Dissemination, Direct-Access Information Technology and Information Asymmetry; firms that are not highly visible can disseminate firm-initiated news via Twitter to increase liquidity and market depth
April 3, 2013 Leave a comment
Dissemination, Direct-Access Information Technology and Information Asymmetry
Elizabeth Blankespoor Stanford University – Graduate School of Business
Gregory S. Miller University of Michigan – Ross School of Business
Hal D. White University of Michigan – Ross School of Business
January 25, 2013
Abstract:
Firm disclosures often reach only a portion of investors, which results in information asymmetry among investors, and therefore lower market liquidity. This issue is particularly salient for firms that are not highly visible, as they tend not to receive broad news dissemination via traditional intermediaries, such as the press.
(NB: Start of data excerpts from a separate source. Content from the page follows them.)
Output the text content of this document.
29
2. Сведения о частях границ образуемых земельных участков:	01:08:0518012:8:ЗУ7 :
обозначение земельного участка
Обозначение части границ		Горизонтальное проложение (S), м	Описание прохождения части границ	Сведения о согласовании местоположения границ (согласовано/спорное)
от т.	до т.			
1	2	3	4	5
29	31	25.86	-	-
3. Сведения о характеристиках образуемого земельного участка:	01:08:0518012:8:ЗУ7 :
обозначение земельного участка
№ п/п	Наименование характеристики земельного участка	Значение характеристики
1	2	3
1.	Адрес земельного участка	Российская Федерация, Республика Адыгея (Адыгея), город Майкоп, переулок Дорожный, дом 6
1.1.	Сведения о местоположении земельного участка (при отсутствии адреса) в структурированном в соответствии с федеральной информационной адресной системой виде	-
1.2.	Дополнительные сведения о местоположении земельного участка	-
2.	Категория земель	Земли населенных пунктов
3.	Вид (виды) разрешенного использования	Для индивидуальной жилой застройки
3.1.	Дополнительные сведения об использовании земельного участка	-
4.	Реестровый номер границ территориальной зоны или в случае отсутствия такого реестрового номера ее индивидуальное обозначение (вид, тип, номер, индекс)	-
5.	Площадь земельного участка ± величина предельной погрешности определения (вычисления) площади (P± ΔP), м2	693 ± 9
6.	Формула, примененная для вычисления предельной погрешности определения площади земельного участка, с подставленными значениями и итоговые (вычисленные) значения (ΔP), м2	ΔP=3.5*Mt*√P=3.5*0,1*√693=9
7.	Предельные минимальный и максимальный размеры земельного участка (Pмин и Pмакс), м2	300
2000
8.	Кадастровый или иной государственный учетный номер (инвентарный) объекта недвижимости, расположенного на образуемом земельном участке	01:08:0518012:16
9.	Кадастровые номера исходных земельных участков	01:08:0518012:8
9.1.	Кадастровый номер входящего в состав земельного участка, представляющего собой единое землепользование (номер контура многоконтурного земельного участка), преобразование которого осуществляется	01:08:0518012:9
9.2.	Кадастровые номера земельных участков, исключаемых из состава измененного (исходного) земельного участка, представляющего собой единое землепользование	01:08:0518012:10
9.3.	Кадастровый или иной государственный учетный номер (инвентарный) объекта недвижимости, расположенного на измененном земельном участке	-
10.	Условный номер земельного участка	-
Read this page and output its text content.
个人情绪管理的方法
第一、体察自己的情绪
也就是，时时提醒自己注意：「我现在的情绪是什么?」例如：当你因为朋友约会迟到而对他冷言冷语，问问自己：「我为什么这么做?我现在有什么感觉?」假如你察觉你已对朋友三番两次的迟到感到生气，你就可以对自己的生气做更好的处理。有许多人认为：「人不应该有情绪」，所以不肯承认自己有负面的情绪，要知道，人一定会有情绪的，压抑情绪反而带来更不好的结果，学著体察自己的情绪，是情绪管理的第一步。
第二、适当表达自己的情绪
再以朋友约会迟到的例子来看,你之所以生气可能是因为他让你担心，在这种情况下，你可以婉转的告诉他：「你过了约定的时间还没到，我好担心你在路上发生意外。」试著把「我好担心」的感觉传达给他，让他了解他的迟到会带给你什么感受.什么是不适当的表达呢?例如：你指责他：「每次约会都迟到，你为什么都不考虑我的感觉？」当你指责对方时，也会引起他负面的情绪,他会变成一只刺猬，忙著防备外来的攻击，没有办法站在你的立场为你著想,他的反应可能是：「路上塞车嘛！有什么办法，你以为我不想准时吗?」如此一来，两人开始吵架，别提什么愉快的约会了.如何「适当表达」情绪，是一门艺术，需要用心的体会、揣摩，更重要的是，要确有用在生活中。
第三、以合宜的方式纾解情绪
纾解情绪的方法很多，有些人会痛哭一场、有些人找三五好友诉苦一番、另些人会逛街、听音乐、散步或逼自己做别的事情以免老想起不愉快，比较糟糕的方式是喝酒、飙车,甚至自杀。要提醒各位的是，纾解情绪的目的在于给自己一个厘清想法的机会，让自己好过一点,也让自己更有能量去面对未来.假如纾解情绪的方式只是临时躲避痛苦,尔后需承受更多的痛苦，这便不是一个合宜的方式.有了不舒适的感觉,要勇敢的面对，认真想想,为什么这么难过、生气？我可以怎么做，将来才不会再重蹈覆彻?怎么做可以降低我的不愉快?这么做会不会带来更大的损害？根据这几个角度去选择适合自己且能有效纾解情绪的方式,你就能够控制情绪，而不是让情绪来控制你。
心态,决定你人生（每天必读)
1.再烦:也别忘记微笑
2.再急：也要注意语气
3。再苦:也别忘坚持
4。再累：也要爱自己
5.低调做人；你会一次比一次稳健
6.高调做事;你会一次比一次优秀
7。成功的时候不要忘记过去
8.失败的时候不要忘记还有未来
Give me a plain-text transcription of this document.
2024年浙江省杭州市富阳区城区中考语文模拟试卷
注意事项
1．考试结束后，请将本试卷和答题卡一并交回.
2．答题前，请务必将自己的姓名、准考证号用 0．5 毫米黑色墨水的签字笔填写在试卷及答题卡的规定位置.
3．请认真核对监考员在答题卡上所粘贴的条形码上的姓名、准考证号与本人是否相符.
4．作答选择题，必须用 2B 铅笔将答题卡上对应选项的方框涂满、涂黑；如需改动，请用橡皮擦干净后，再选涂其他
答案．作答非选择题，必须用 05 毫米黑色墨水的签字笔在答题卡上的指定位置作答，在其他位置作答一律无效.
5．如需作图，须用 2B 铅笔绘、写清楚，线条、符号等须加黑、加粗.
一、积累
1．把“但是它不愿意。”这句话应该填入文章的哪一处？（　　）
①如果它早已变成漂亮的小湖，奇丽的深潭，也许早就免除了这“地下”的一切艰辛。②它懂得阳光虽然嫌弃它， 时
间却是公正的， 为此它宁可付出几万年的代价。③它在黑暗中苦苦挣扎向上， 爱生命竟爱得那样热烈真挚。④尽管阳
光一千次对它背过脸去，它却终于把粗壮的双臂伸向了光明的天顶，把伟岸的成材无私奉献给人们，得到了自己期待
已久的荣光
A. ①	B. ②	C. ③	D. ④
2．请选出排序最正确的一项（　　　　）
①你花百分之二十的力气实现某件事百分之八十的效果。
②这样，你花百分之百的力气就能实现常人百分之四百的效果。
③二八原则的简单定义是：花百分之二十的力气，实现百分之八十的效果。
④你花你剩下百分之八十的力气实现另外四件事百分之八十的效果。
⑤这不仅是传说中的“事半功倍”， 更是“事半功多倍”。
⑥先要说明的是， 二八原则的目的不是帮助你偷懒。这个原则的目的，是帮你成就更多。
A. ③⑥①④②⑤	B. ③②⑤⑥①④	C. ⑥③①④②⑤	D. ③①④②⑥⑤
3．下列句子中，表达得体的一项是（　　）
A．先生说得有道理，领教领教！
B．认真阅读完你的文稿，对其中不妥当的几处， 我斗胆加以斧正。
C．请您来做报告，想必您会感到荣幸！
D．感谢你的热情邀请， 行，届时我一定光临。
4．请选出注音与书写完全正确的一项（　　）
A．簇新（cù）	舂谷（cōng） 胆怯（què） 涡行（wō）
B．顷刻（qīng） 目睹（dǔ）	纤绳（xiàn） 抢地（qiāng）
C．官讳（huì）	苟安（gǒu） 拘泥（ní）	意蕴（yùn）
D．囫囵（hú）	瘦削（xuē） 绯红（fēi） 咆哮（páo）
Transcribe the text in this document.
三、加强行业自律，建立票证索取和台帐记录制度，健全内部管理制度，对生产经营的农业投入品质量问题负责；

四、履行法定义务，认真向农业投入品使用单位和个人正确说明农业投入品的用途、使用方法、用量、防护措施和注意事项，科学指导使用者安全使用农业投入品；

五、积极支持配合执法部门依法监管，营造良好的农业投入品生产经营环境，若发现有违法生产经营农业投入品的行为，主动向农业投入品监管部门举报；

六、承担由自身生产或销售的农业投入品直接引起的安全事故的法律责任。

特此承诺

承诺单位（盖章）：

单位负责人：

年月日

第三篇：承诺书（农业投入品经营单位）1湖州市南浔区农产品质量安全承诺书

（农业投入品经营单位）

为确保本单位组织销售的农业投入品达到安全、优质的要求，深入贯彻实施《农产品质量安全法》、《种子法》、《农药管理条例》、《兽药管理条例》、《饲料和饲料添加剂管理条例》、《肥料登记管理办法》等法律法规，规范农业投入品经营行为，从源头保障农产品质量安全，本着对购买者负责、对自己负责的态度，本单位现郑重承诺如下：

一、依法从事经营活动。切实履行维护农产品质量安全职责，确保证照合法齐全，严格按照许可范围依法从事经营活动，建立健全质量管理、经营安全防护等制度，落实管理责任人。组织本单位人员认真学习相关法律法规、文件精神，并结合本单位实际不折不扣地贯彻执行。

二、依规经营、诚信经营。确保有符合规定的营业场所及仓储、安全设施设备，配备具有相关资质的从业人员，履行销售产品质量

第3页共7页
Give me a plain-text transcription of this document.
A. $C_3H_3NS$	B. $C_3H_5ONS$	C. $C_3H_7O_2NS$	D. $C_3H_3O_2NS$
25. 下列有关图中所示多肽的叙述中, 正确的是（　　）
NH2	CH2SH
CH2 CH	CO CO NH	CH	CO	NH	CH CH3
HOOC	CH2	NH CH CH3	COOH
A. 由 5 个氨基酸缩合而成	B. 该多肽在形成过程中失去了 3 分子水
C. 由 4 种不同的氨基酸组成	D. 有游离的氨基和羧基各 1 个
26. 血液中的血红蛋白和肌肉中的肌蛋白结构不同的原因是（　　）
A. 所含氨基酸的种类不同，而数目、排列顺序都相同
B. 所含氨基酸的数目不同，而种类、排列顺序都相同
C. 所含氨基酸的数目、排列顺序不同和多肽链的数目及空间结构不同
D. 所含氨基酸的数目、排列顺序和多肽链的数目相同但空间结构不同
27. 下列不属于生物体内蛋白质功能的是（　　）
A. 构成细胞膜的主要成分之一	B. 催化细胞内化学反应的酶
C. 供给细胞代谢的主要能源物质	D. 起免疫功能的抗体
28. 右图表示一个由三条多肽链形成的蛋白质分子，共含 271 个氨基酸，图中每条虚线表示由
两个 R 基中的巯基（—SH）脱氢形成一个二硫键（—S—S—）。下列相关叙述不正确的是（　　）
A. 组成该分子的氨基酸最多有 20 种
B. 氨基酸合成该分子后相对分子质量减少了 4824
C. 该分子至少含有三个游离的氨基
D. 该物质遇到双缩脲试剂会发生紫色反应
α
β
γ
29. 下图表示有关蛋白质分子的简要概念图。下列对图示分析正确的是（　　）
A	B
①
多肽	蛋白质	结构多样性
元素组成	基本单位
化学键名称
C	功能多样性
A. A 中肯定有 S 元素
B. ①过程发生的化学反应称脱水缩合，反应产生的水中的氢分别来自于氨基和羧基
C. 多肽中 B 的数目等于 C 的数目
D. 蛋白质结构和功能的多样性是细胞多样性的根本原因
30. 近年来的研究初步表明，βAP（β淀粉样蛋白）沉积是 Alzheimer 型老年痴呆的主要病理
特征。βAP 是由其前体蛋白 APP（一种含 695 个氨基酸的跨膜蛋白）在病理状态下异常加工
This paper examines whether firms can reduce information asymmetry by using a new information technology to increase the breadth of dissemination of firm disclosures. Using a sample of technology firms, we examine the impact of using Twitter to send market participants links to press releases that are provided via traditional disclosure methods. We find this additional dissemination of firm-initiated news via Twitter is associated with lower abnormal bid-ask spreads and greater abnormal depths, consistent with a reduction in information asymmetry. Moreover, this result holds mainly for firms that are not highly visible, consistent with them being in greater need of this additional dissemination channel. We also examine the impact of dissemination on a volume-based measure of liquidity, and find that dissemination is positively associated with liquidity.